Fetch the complete documentation index at: https://docs.nusomi.com/llms.txt

Use this file to discover all available pages before exploring further.

Nusomi has a small core model. Five primitives, in three layers.

The model in one diagram

                 ┌──────────────┐
   real work ──> │   Session    │ <── you create one per workflow run
                 └──────┬───────┘

        ┌───────────────┼────────────────┐
        ▼               ▼                ▼
  ┌─────────┐    ┌─────────────┐   ┌──────────────┐
  │ Frames  │    │   Events    │   │  Memory graph│
  │ (video) │    │ (actions)   │   │  (cross-run) │
  └────┬────┘    └──────┬──────┘   └──────┬───────┘
       │                │                  │
       └────────┬───────┴──────────────────┘

   ┌─────────────────────────────────┐
   │  Replay · Recovery · Datasets   │
   └─────────────────────────────────┘

Capture layer

PrimitiveWhat it is
SessionA single workflow run.

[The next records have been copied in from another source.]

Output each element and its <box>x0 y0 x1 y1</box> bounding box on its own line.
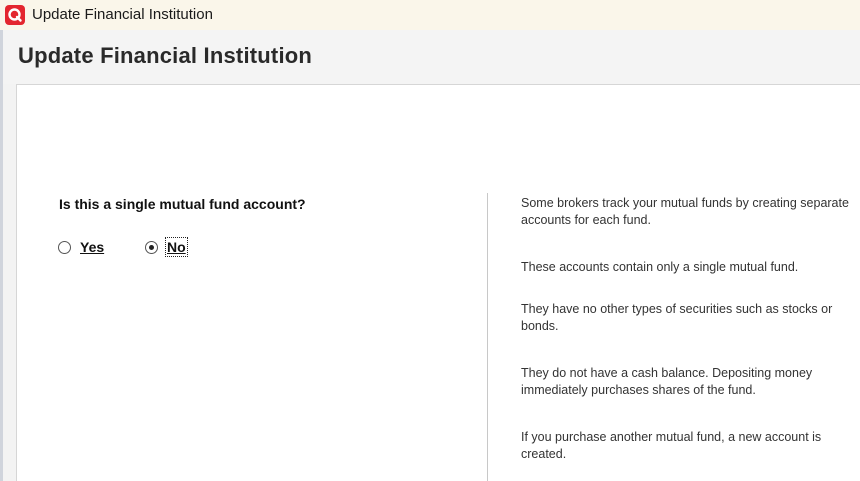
radio-yes-label[interactable]: Yes <box>80 239 104 255</box>
page-header: Update Financial Institution <box>3 30 860 84</box>
question-label: Is this a single mutual fund account? <box>59 196 306 212</box>
radio-yes[interactable]: Yes <box>58 238 104 256</box>
window-title: Update Financial Institution <box>32 6 213 23</box>
vertical-divider <box>487 193 488 481</box>
help-paragraph: They have no other types of securities s… <box>521 302 833 333</box>
radio-no-circle[interactable] <box>145 240 158 254</box>
content-panel: Is this a single mutual fund account? Ye… <box>16 84 860 481</box>
help-paragraph: Some brokers track your mutual funds by … <box>521 196 849 227</box>
title-bar[interactable]: Update Financial Institution <box>0 0 860 30</box>
page-title: Update Financial Institution <box>18 43 313 68</box>
radio-no[interactable]: No <box>145 237 188 257</box>
radio-yes-circle[interactable] <box>58 240 71 254</box>
radio-no-label[interactable]: No <box>165 237 188 257</box>
help-paragraph: If you purchase another mutual fund, a n… <box>521 430 822 461</box>
help-paragraph: They do not have a cash balance. Deposit… <box>521 366 813 397</box>
help-paragraph: These accounts contain only a single mut… <box>521 260 799 274</box>
desktop-edge <box>0 30 3 481</box>
app-window: Update Financial Institution Update Fina… <box>0 0 860 481</box>
quicken-icon <box>5 5 25 25</box>
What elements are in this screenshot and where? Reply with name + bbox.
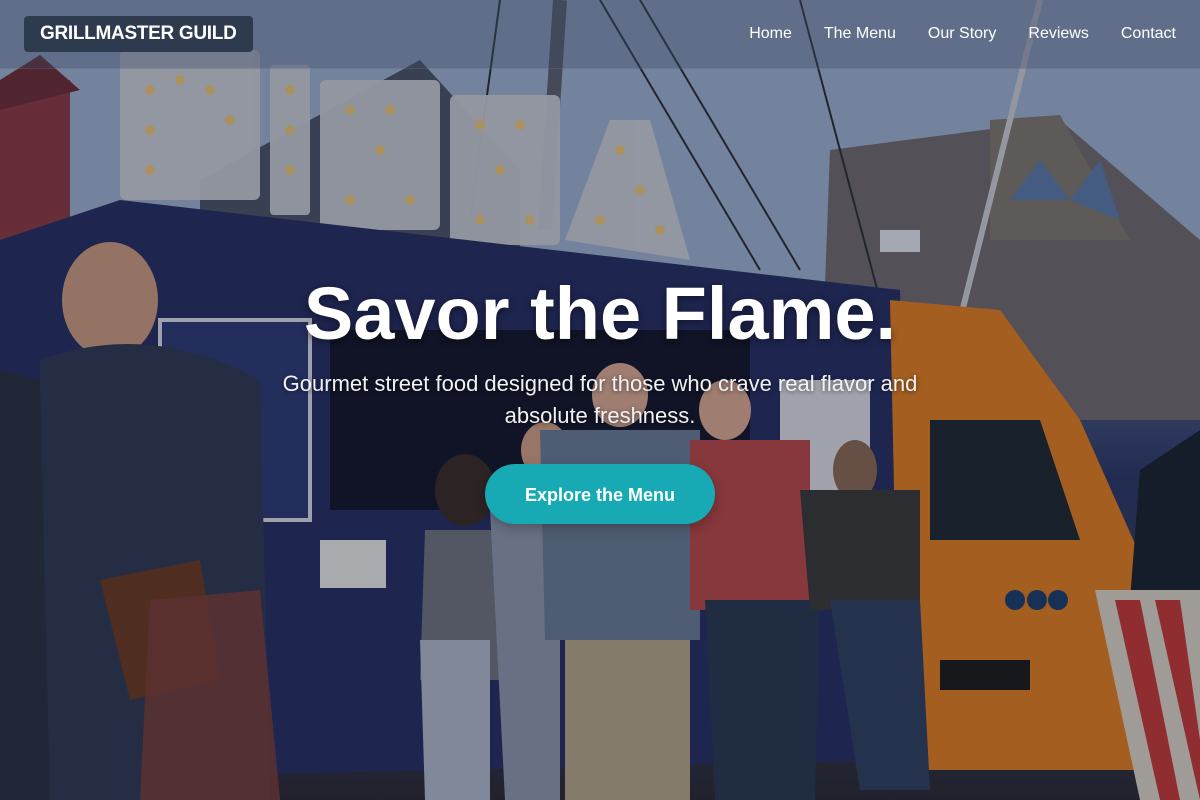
explore-menu-button[interactable]: Explore the Menu <box>485 464 715 524</box>
nav-link-contact[interactable]: Contact <box>1121 25 1176 43</box>
nav-link-home[interactable]: Home <box>749 25 792 43</box>
nav-link-reviews[interactable]: Reviews <box>1028 25 1088 43</box>
nav-link-the-menu[interactable]: The Menu <box>824 25 896 43</box>
hero-section: GRILLMASTER GUILD Home The Menu Our Stor… <box>0 0 1200 800</box>
top-navbar: GRILLMASTER GUILD Home The Menu Our Stor… <box>0 0 1200 69</box>
hero-content: Savor the Flame. Gourmet street food des… <box>0 272 1200 524</box>
nav-link-our-story[interactable]: Our Story <box>928 25 996 43</box>
brand-logo[interactable]: GRILLMASTER GUILD <box>24 16 253 52</box>
hero-subtitle: Gourmet street food designed for those w… <box>282 371 918 428</box>
hero-title: Savor the Flame. <box>303 272 897 355</box>
nav-links: Home The Menu Our Story Reviews Contact <box>749 0 1176 68</box>
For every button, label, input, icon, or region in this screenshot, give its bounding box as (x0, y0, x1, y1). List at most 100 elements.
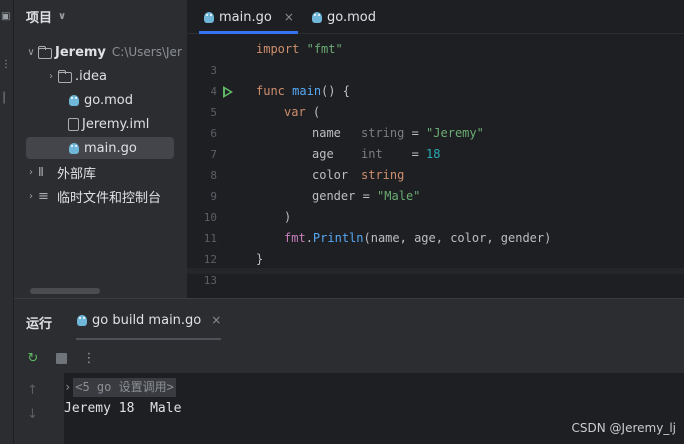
code-keyword: func (256, 84, 285, 98)
go-file-icon (68, 93, 81, 107)
tab-go-build[interactable]: go build main.go × (76, 299, 222, 341)
code-number: 18 (426, 147, 441, 161)
code-text: () { (321, 84, 350, 98)
code-text: = (355, 189, 378, 203)
go-file-icon (311, 10, 324, 24)
watermark: CSDN @Jeremy_lj (571, 421, 676, 435)
code-text: = (404, 126, 427, 140)
folder-icon (58, 69, 72, 83)
tree-item-main-go[interactable]: main.go (26, 137, 174, 159)
run-panel: 运行 go build main.go × ↻ ⋮ ↑ ↓ › <5 go 设置… (14, 299, 684, 444)
close-icon[interactable]: × (284, 10, 294, 24)
chevron-right-icon[interactable]: › (24, 167, 38, 178)
editor-tabs: main.go × go.mod (187, 0, 684, 34)
code-keyword: var (284, 105, 306, 119)
stop-icon (55, 352, 67, 364)
code-line: 8 age int = 18 (187, 144, 684, 182)
project-tool-icon[interactable]: ▣ (1, 10, 11, 24)
chevron-right-icon[interactable]: › (64, 380, 71, 394)
tool-window-strip: ▣ ⋮ │ (0, 0, 14, 444)
run-panel-title: 运行 (26, 317, 53, 332)
tree-item-label: Jeremy.iml (82, 116, 150, 132)
tree-item-external-libraries[interactable]: › 外部库 (14, 161, 187, 183)
tab-label: go.mod (327, 9, 376, 25)
code-line: 3 import "fmt" (187, 39, 684, 77)
folder-icon (38, 45, 52, 59)
tree-item-label: go.mod (84, 92, 133, 108)
console-header-line: › <5 go 设置调用> (64, 377, 176, 397)
code-text: ) (284, 210, 292, 224)
code-text: ( (305, 105, 321, 119)
chevron-right-icon[interactable]: › (44, 71, 58, 82)
code-line: 7 name string = "Jeremy" (187, 123, 684, 161)
console-output-text: Jeremy 18 Male (64, 401, 182, 416)
file-icon (68, 117, 79, 131)
code-string: "Jeremy" (426, 126, 484, 140)
close-icon[interactable]: × (211, 313, 221, 327)
project-panel: 项目 ∨ ∨ Jeremy C:\Users\Jer › .idea go.mo… (14, 0, 187, 298)
tree-item-scratches[interactable]: › 临时文件和控制台 (14, 185, 187, 207)
chevron-right-icon[interactable]: › (24, 191, 38, 202)
run-toolbar: ↻ ⋮ (14, 343, 684, 373)
code-line: 12 fmt.Println(name, age, color, gender) (187, 228, 684, 266)
library-icon (38, 165, 54, 179)
chevron-down-icon[interactable]: ∨ (58, 11, 66, 22)
horizontal-scrollbar[interactable] (30, 288, 100, 294)
structure-tool-icon[interactable]: ⋮ (1, 58, 11, 72)
code-text: (name, age, color, gender) (363, 231, 552, 245)
tab-go-mod[interactable]: go.mod (311, 0, 376, 34)
code-line: 10 gender = "Male" (187, 186, 684, 224)
code-text: . (305, 231, 313, 245)
code-identifier: color (312, 168, 349, 182)
tree-item-go-mod[interactable]: go.mod (14, 89, 187, 111)
code-text: } (256, 252, 264, 266)
tree-item-label: Jeremy (55, 44, 106, 60)
tree-item-label: 临时文件和控制台 (57, 190, 162, 206)
code-line: 6 var ( (187, 102, 684, 140)
code-line: 4 (187, 60, 684, 98)
code-package: fmt (284, 231, 306, 245)
code-type: string (361, 126, 405, 140)
go-file-icon (203, 10, 216, 24)
code-type: int (361, 147, 383, 161)
tree-item-label: 外部库 (57, 166, 97, 182)
console-header[interactable]: <5 go 设置调用> (73, 377, 176, 397)
code-function: Println (312, 231, 364, 245)
console-side-toolbar: ↑ ↓ (14, 373, 52, 444)
commit-tool-icon[interactable]: │ (1, 92, 11, 106)
code-string: "Male" (377, 189, 421, 203)
tree-item-path: C:\Users\Jer (111, 45, 182, 59)
chevron-down-icon[interactable]: ∨ (24, 47, 38, 58)
more-options-icon[interactable]: ⋮ (80, 349, 98, 367)
code-text: = (382, 147, 427, 161)
tab-main-go[interactable]: main.go × (199, 0, 298, 34)
scroll-down-icon[interactable]: ↓ (27, 407, 38, 422)
tree-item-jeremy-iml[interactable]: Jeremy.iml (14, 113, 187, 135)
code-keyword: import (256, 42, 300, 56)
code-line: 11 ) (187, 207, 684, 245)
code-string: "fmt" (306, 42, 343, 56)
scroll-up-icon[interactable]: ↑ (27, 383, 38, 398)
code-function: main (292, 84, 322, 98)
tab-label: go build main.go (92, 312, 202, 328)
go-file-icon (68, 141, 81, 155)
tree-item-jeremy-root[interactable]: ∨ Jeremy C:\Users\Jer (14, 41, 187, 63)
tab-label: main.go (219, 9, 272, 25)
tree-item-idea[interactable]: › .idea (14, 65, 187, 87)
scratches-icon (38, 189, 54, 203)
code-type: string (361, 168, 405, 182)
go-file-icon (76, 313, 89, 327)
tree-item-label: .idea (75, 68, 107, 84)
code-line: 13 } (187, 249, 684, 287)
editor-horizontal-scrollbar[interactable] (187, 268, 684, 274)
project-panel-title: 项目 (26, 11, 53, 26)
run-gutter-icon[interactable] (223, 86, 233, 98)
code-line: 9 color string (187, 165, 684, 203)
tree-item-label: main.go (84, 140, 137, 156)
rerun-icon[interactable]: ↻ (24, 349, 42, 367)
code-identifier: gender (312, 189, 356, 203)
stop-button[interactable] (52, 349, 70, 367)
editor: main.go × go.mod 3 import "fmt" 4 5 func… (187, 0, 684, 298)
project-panel-header[interactable]: 项目 ∨ (26, 7, 66, 26)
code-identifier: name (312, 126, 341, 140)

Owns its frames, events, and metadata. Created when recording starts, sealed when it stops.
FramesThe raw video — screen captures at ~30 fps, plus DOM snapshots, browser metadata, and timestamps. The ground truth.
EventsStructured actions extracted from the recording: click_button, input_text, navigate, validation_error, retry, success. Each event is anchored to a specific frame.

Indexing layer

PrimitiveWhat it is
Memory graphA queryable graph across every session in your workspace. Nodes are workflow states, edges are transitions, leaves are outcomes. Lets you find similar runs, prior failures, recovery points.

Output layer

PrimitiveWhat it is
ReplayRe-execute a session. Deterministic, LLM-guided when the UI shifted, or partial-resume from any frame.
RecoveryPick up at the frame just before a workflow broke. Prior state attached.
DatasetsExport frame/action pairs as Parquet, WebDataset, or raw JSONL — for training computer-use models.

Mental model

The capture happens once (a Session). What you do with it splits three ways:
  1. Replay the path the next time the work needs doing.
  2. Recover from a failure with the prior state attached.
  3. Train by exporting frames and actions as a dataset.
If you understand sessions, frames, and events, you understand the whole product. The rest is downstream.